I truly enjoy meeting and working with new patients. I get great satisfaction and still get goose bumps on my arms when one of my patients follows my recommendations and gets healthier.

They usually go to their primary care Dr. and their Dr. reduces their insulin or takes them off of their diabetic medications completely. It happens more often than you would believe is possible. In fact, it’s what I’m used to.

Small Intestinal Bacterial Overgrowth (SIBO)

Due to the issue with leaky blood vessels, many diabetics will develop other health problems with digestion such as Leaky Gut Syndrome, IBS and/or Small Intestinal Bacterial Overgrowth (SIBO) and other gastrointestinal disorders.
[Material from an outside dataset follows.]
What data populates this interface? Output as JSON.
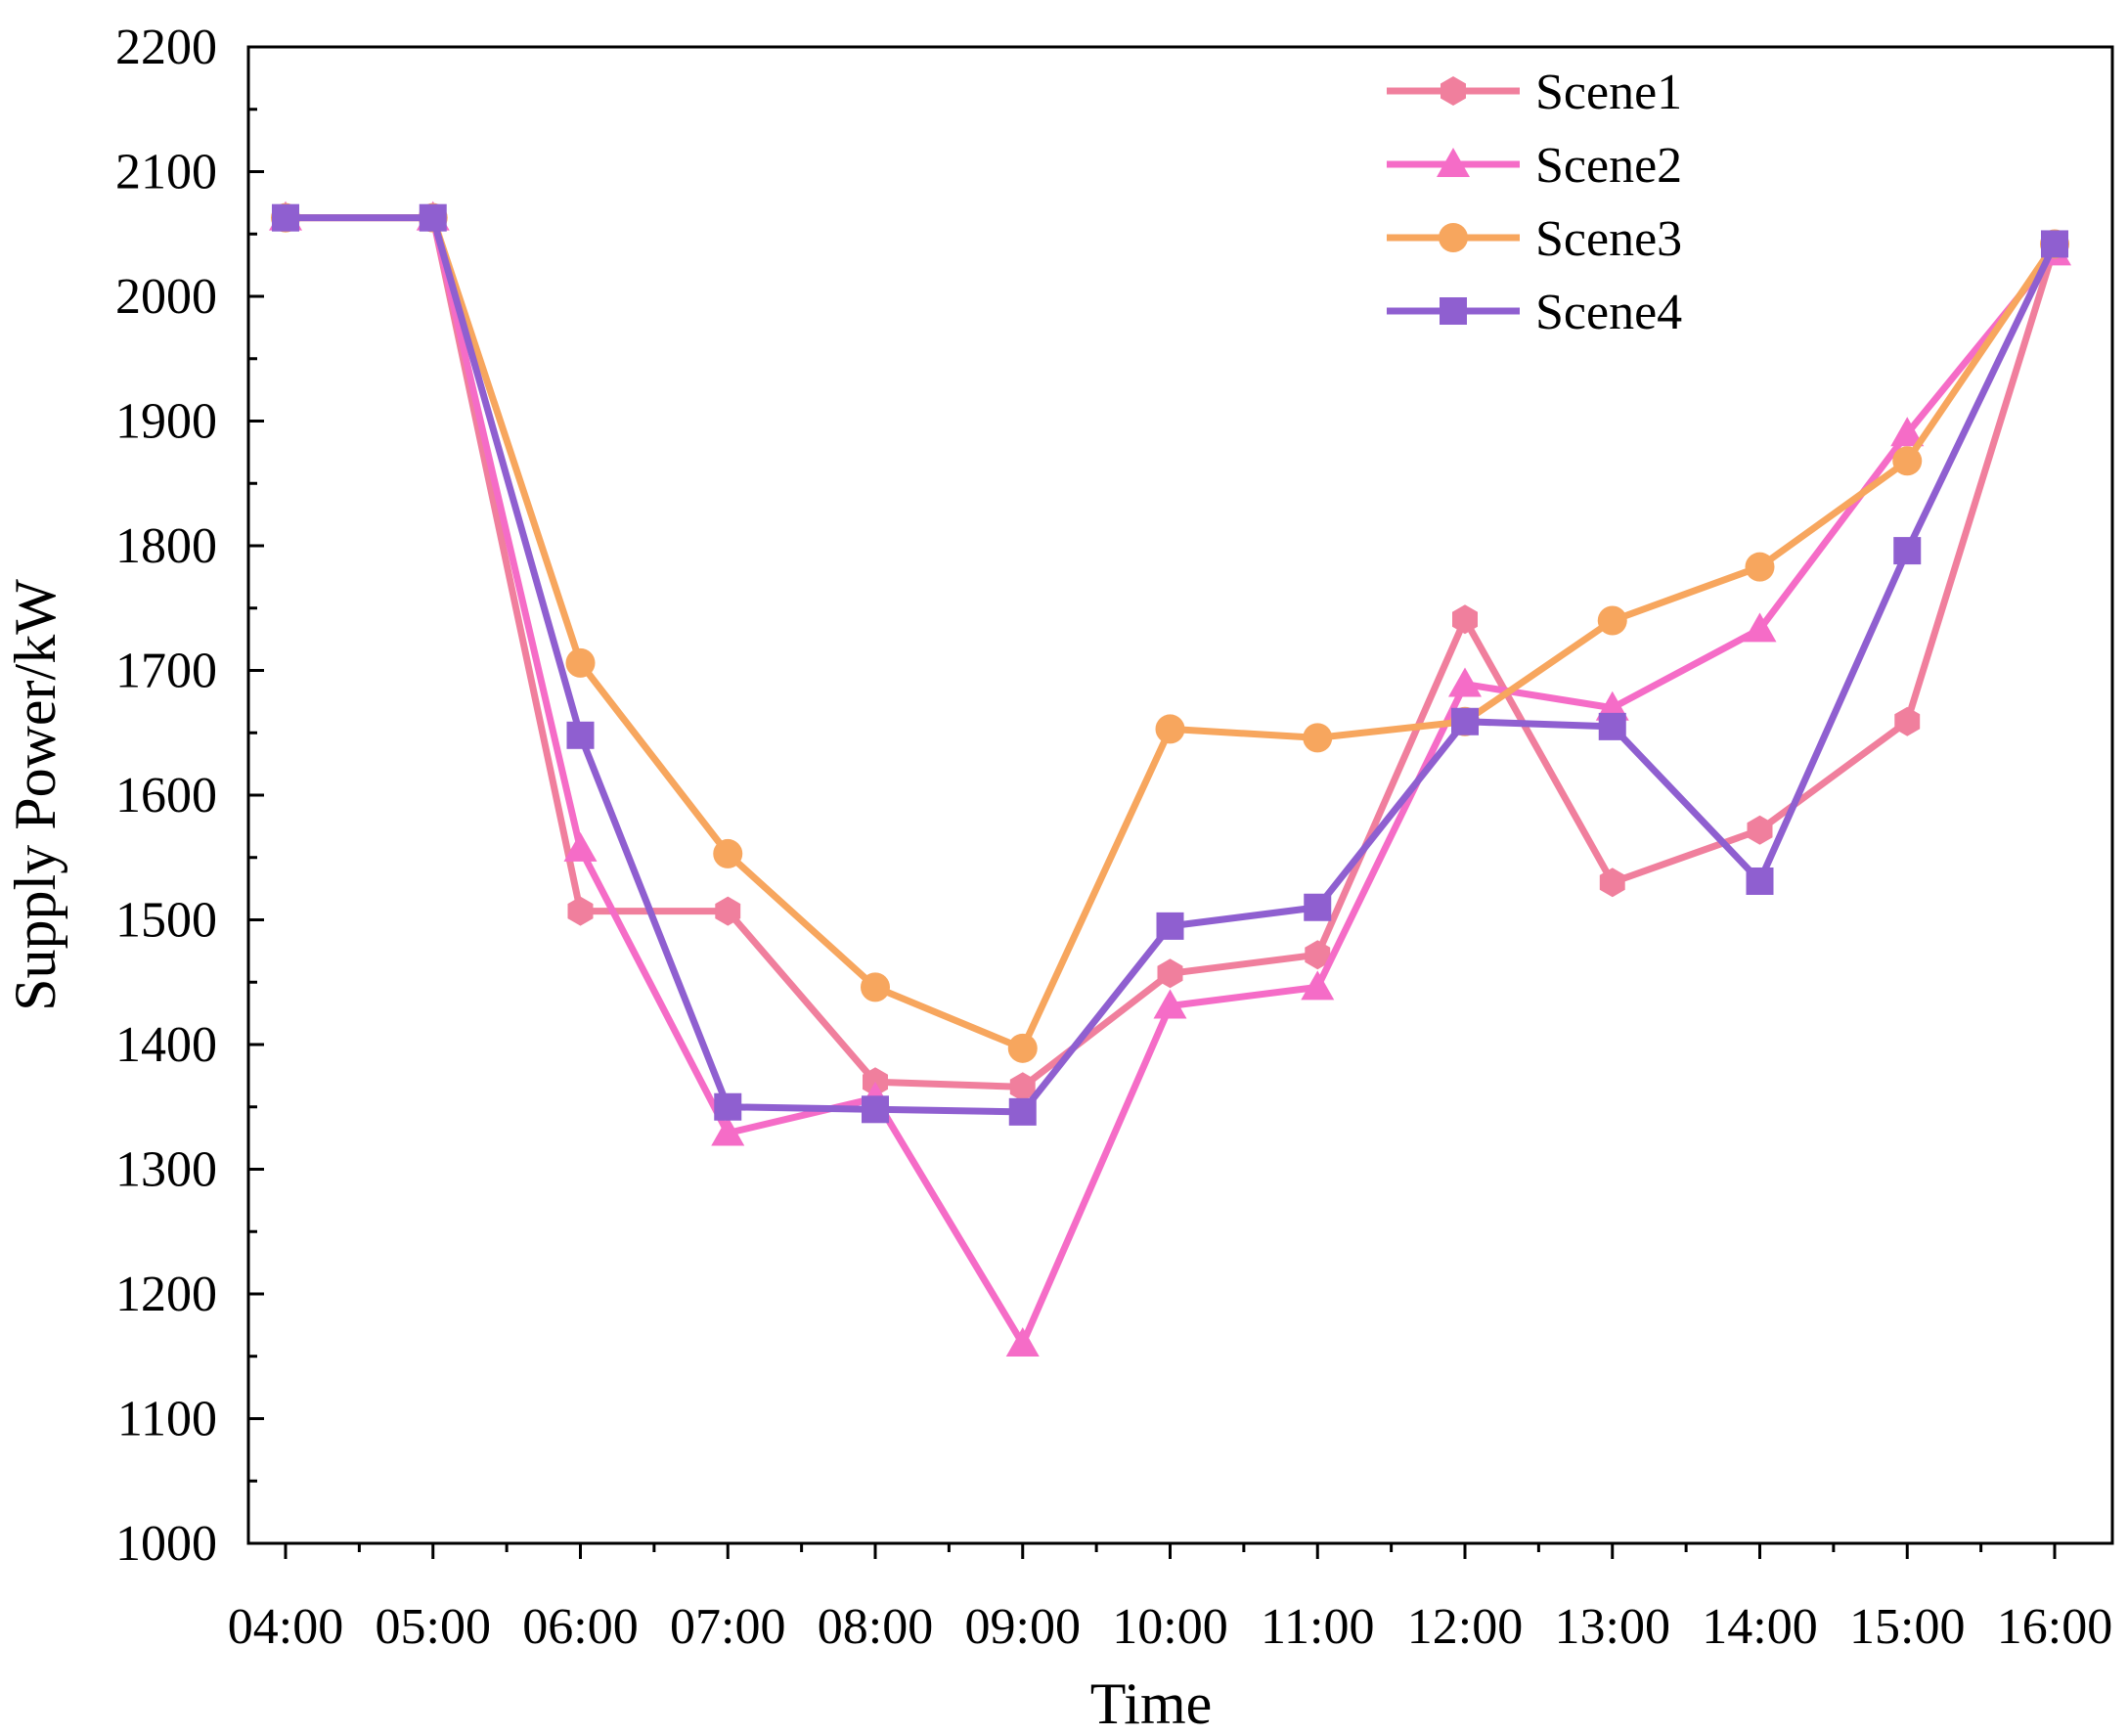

With SIBO, the small intestine will have an overgrowth of the type of bacteria that is normally found in the large intestine. However, due to many factors (some of which include chronic antibiotic usage) the small intestine can become overgrown with bacteria.

Common Symptoms of SIBO:

  • a feeling of being hungry within 20-30 minutes after eating
  • craving sugars and carbs
  • poor food decisions
  • body aches
  • poor mental health
  • chronic fatigue
  • fibromyalgia
  • weight gain
  • weight loss
  • gas
  • diarrhea
  • constipation
  • abdominal pain
  • bloating

These types of health conditions can result in depletion of vitamins and a lack of mineral absorption. Even though this article talks about weight gain and the inability to lose weight, some people can also lose weight due to chronic episodes of constipation, diarrhea and malabsorption/malnutrition.

I enjoy working with diabetics, IBS and SIBO patients as well as people with other gastrointestinal disorders. Most of my patients lose substantial weight, become less inflamed, improve digestion, and dramatically improve their health through the natural and non-invasive methods that I recommend.